The rearrangement of particles in the final stage of droplet evaporation has been investigated by utilizing differential interference contrast microscopy and the formation mechanism of a network pattern inside a coffee ring has been revealed. A tailored substrate with a circular hydrophilic domain is prepared to obtain thin liquid film containing monolayer particles. Real-time bottom-view images show that the evolution of a dry patch could be divided into three stages: rupture initiation, dry patch expansion, and drying of the residual liquid. A growing number of dry patches will repeat these stages to form the network patterns inside the ringlike stain. It can be shown that the suction effect promotes the rupture of the liquid film and the formation of the dry patch. The particle-assembling process is totally controlled by the liquid film dewetting and dominated by the surface tension of the liquid film, which eventually determine the ultimate deposition patterns.

Figure 1

(a) The tailored substrate is comprised of a circular hydrophilic domain surrounded by superhydrophobic coating.
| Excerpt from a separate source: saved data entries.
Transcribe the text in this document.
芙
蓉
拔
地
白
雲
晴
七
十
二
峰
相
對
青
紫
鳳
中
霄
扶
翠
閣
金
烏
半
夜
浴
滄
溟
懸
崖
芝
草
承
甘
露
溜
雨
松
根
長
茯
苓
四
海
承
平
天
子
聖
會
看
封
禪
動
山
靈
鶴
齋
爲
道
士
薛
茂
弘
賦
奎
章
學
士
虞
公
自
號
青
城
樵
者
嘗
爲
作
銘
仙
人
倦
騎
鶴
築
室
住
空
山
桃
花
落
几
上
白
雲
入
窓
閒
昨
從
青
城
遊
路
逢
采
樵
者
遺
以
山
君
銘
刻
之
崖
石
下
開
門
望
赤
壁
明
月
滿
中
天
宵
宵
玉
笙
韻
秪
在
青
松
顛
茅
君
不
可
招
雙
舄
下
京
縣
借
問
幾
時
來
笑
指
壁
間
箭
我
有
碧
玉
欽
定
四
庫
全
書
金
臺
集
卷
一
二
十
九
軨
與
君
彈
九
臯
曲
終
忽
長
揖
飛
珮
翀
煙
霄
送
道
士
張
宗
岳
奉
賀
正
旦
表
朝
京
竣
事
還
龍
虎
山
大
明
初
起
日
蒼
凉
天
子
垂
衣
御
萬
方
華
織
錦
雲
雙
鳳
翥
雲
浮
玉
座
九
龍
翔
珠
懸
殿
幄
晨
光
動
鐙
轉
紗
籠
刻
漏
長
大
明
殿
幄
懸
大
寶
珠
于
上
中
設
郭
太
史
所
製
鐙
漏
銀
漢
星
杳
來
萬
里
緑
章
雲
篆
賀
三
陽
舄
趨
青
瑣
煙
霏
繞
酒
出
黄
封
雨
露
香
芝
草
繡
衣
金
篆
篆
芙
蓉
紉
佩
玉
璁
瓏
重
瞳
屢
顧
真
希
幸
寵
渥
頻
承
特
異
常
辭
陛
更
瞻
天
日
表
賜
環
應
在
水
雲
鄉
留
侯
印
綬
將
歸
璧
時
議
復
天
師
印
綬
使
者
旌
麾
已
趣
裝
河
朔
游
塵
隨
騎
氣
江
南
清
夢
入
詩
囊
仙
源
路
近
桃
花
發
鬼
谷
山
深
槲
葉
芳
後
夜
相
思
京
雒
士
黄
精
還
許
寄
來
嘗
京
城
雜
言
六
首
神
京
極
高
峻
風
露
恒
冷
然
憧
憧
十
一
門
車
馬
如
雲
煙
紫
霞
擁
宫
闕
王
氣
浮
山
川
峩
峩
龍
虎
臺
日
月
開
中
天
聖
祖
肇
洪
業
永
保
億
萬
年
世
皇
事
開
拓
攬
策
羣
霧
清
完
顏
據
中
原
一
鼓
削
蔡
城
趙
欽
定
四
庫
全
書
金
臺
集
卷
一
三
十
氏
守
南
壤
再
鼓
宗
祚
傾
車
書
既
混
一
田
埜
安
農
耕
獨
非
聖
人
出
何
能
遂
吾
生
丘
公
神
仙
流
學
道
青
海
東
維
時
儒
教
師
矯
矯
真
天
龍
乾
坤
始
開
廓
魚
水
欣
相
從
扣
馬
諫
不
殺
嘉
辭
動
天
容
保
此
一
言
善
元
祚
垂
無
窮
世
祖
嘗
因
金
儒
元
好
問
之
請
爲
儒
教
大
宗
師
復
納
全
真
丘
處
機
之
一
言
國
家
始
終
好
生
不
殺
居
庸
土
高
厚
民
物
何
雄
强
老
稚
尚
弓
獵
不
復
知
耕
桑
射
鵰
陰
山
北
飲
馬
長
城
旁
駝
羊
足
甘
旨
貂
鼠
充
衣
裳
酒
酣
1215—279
The white part is the hydrophobic domain while the black part is the hydrophilic domain. (b) The inset shows SEM image of the cross section of the substrate. (c) A large droplet could be confined in the hydrophilic domain of the substrate. (d) As with evaporation of the colloidal droplet, the self-assembly process of particles is controlled by three kinds of dynamic behavior: Marangoni flow, outward capillary flow, and capillary forces. (e) The network pattern formed inside the ringlike stain, the dry patch in the red rectangle, is a typical case that will be thoroughly analyzed.

Figure 2

Sequence of optical micrographs showing the onset and evolution of the rupture of the liquid film and aggregation of particles in the final stage of a drying droplet. (a) Rupture initiation at the particle-poor region of the substrate, (b) formation and expansion of the first dry patch, and (c)–(f) an increasing number of dry patches appear in the same way as the first one.

Figure 3

(a1)–(a8) Successive stages of the formation and evolution of a typical dry patch $\left(S_1\right)$ and particle-free region $\left(S_2\right)$. The dry patch is surrounded by the three-phase contact line (boundary of $S_1$), while the particle-free region is the area surrounded by particles (boundary of $S_2$). (a1) and (a2) In stage I the particle-free region expands due to the deformation of liquid film and film rupture initiates at the particle-poor region as shown in the red circle. (a3)–(a6) In stage II the dry patch forms and expands and particles aggregate by dewetting of the liquid film. (a7)–(a8) In stage III a close-packed structure forms and the residual liquid dries (see movie S4 in the Supplemental Material [33]). (b) Plot of the measured area of the dry patch $\left(S_1\right)$ and the particle-free region $\left(S_2\right)$ versus time. (c) Schematic presentation of the formation and evolution of a dry patch.

Figure 4

(a) Schematic of the liquid flow caused by the uneven distribution of particles. The pressure in the large pore is larger than that in the small pore, which induces liquid flow from the large pore to the small pore and eventually makes the film rupture in the large pore. (b) The minimum thickness of the liquid film changes with particle spacing under a certain pressure difference. The various values of the pressure difference are estimated from the Laplace equation base of experimental data.

Figure 5

Analysis diagram of the influence of the liquid film dewetting on the particles assembling. (a) Microscopic image of the particle aggregation process captured by an interference microscope. The frictional force $F_f$ increases to resist the surface tension force $F_s$ along the radial direction of the dry patch. (b) Image of the local structure of the dry patch in Fig. 3. The structure in the yellow rectangular is enlarged and presents a close-packed hexagonal array. The structure in the red rectangular is chosen to estimate the equivalent number of particles $\overline{n}$ in the experiment. (c) Lateral and normal capillary forces generated by the menisci formed around two particles. (d) Schematic of forces acting on particles adjacent to the dry patch.

Figure 6

(a) Calculated particle migration rate and dry patch expansion rate as a function of time. (b) Estimated surface tension force $F_s$ and the DRCA variance with time. The RCA of the hydrophilic domain of the tailored substrate is about ${22}^{\circ }$.